DESCRIPTION (provided by applicant): Vascular diseases remain major causes of morbidity and mortality in the world. The availability of noninvasive imaging modalities for detection of features such as vessel wall inflammation and remodeling that are involved in, and increase the risk of vascular complications can help reduce this morbidity and mortality. Major existing gaps in the traditional approach to vascular imaging may be addressed by molecular imaging aimed at detecting relevant targets in vivo. To this means, tracers with broad specificity for matrix metalloproteinases (MMPs) have been developed and used to detect vascular remodeling and inflammation in vivo. While promising as first line agents, the effectiveness of these broadly specific agents is limited by diverse and at times opposing effects of different members of the MMP family in the pathogenesis of vascular remodeling and inflammation. Macrophage elastase (MMP-12) plays a key role in the development of atherosclerosis and aneurysm. RXP470, a selective and potent inhibitor of MMP-12, inhibits atherosclerotic plaque development and promotes a stable plaque phenotype. Here, we hypothesize that vessel wall inflammation and remodeling in atherosclerosis and aneurysm can be detected by molecular imaging of activated MMP-12 in vivo. Our specific aims are to develop and validate novel MMP-12-targeted tracers for molecular imaging and to validate the active form of MMP-12 as a marker of macrophage activation and target for imaging of vascular inflammation and remodeling in aneurysm and atherosclerosis. Based on the structure of RXP470 we have developed and preliminarily tested novel fluorescent and radiolabeled probes for molecular imaging. Here, this portfolio of tracers will be expanded and optimized for molecular imaging. The effectiveness of activated MMP-12 as a marker of inflammatory and vascular cell activation and differentiation will be addressed. Finally, complementary murine models of aneurysm and atherosclerosis will be used to validate MMP-12-targeted imaging for detection of vessel wall inflammation and remodeling by fluorescent imaging ex vivo and SPECT imaging in vivo. If validated, MMP-12 targeted imaging may identify patients at risk for acute coronary syndromes and aneurysm rupture and help track the effect of novel therapeutic interventions in vascular diseases.

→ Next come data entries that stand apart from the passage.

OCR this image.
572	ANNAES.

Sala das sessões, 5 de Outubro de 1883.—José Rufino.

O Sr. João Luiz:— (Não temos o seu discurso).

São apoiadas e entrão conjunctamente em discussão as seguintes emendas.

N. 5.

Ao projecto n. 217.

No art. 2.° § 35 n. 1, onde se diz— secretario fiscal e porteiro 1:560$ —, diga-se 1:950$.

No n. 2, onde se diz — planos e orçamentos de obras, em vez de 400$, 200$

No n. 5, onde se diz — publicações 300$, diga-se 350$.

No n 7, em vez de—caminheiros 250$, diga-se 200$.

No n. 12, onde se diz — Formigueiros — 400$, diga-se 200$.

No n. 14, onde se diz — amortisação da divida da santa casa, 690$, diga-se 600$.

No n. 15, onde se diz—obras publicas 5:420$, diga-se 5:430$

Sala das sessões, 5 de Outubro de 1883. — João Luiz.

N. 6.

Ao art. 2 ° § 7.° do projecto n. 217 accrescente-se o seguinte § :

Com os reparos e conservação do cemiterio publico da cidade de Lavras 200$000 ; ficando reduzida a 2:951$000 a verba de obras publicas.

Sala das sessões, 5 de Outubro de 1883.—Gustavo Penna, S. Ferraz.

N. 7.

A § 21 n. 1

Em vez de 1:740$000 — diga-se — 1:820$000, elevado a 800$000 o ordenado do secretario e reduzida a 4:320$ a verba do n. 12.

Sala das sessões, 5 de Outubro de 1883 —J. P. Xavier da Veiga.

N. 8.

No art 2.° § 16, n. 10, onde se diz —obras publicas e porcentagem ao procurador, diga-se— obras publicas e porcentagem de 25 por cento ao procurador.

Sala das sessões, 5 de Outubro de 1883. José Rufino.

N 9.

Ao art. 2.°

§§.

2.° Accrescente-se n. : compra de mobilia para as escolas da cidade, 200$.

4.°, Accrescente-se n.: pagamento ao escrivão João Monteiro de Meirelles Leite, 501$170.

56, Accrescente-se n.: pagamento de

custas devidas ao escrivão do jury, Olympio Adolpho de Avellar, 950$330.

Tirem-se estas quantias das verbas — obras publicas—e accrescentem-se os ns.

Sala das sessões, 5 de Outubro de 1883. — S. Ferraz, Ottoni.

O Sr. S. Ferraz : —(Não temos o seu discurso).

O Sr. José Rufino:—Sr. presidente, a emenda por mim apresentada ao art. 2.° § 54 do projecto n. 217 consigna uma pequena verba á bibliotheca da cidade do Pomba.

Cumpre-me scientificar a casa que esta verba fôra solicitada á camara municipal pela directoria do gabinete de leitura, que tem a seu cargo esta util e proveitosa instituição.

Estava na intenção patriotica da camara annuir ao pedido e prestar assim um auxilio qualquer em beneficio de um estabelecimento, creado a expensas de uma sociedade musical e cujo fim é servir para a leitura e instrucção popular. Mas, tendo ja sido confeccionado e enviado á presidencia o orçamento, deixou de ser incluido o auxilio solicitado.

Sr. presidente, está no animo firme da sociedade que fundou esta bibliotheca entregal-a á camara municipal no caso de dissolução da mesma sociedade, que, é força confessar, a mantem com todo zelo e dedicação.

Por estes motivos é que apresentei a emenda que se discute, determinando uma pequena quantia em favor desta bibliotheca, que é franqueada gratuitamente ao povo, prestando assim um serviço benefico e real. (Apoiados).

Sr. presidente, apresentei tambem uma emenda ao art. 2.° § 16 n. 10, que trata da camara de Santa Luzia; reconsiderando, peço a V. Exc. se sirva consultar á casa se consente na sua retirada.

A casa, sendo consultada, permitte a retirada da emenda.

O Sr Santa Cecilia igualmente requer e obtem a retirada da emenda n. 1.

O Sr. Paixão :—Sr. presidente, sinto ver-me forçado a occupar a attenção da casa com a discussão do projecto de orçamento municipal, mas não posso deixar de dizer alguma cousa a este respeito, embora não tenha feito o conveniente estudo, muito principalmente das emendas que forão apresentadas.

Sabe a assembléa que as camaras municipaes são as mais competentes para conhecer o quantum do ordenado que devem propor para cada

描述（由申请人提供）：血管疾病仍然是世界上发病和死亡的主要原因。使用无创成像方式检测血管壁炎症和重塑等特征并增加血管并发症的风险，有助于降低发病率和死亡率。传统血管成像方法中存在的主要差距可以通过旨在检测体内相关目标的分子成像来解决。这意味着，已经开发出对基质金属蛋白酶（MMP）具有广泛特异性的示踪剂，并用于检测体内血管重塑和炎症。虽然作为一线药物很有希望，但这些广泛特异性药物的有效性受到 MMP 家族不同成员在血管重塑和炎症发病机制中的不同且有时相反的影响的限制。巨噬细胞弹性蛋白酶（MMP-12）在动脉粥样硬化和动脉瘤的发展中发挥着关键作用。 RXP470 是一种选择性且有效的 MMP-12 抑制剂，可抑制动脉粥样硬化斑块的发展并促进稳定的斑块表型。在这里，我们假设动脉粥样硬化和动脉瘤中的血管壁炎症和重塑可以通过体内激活的 MMP-12 的分子成像来检测。我们的具体目标是开发和验证用于分子成像的新型 MMP-12 靶向示踪剂，并验证 MMP-12 的活性形式作为巨噬细胞活化的标记物以及血管炎症成像和动脉瘤和动脉粥样硬化重塑的靶标。基于RXP470的结构，我们开发并初步测试了用于分子成像的新型荧光和放射性标记探针。在这里，该示踪剂组合将针对分子成像进行扩展和优化。将探讨活化的 MMP-12 作为炎症和血管细胞活化和分化标志物的有效性。 最后，动脉瘤和动脉粥样硬化的互补小鼠模型将用于验证 MMP-12 靶向成像，用于通过离体荧光成像和体内 SPECT 成像检测血管壁炎症和重塑。如果经过验证，MMP-12 靶向成像可以识别有急性冠状动脉综合征和动脉瘤破裂风险的患者，并帮助追踪血管疾病的新型治疗干预措施的效果。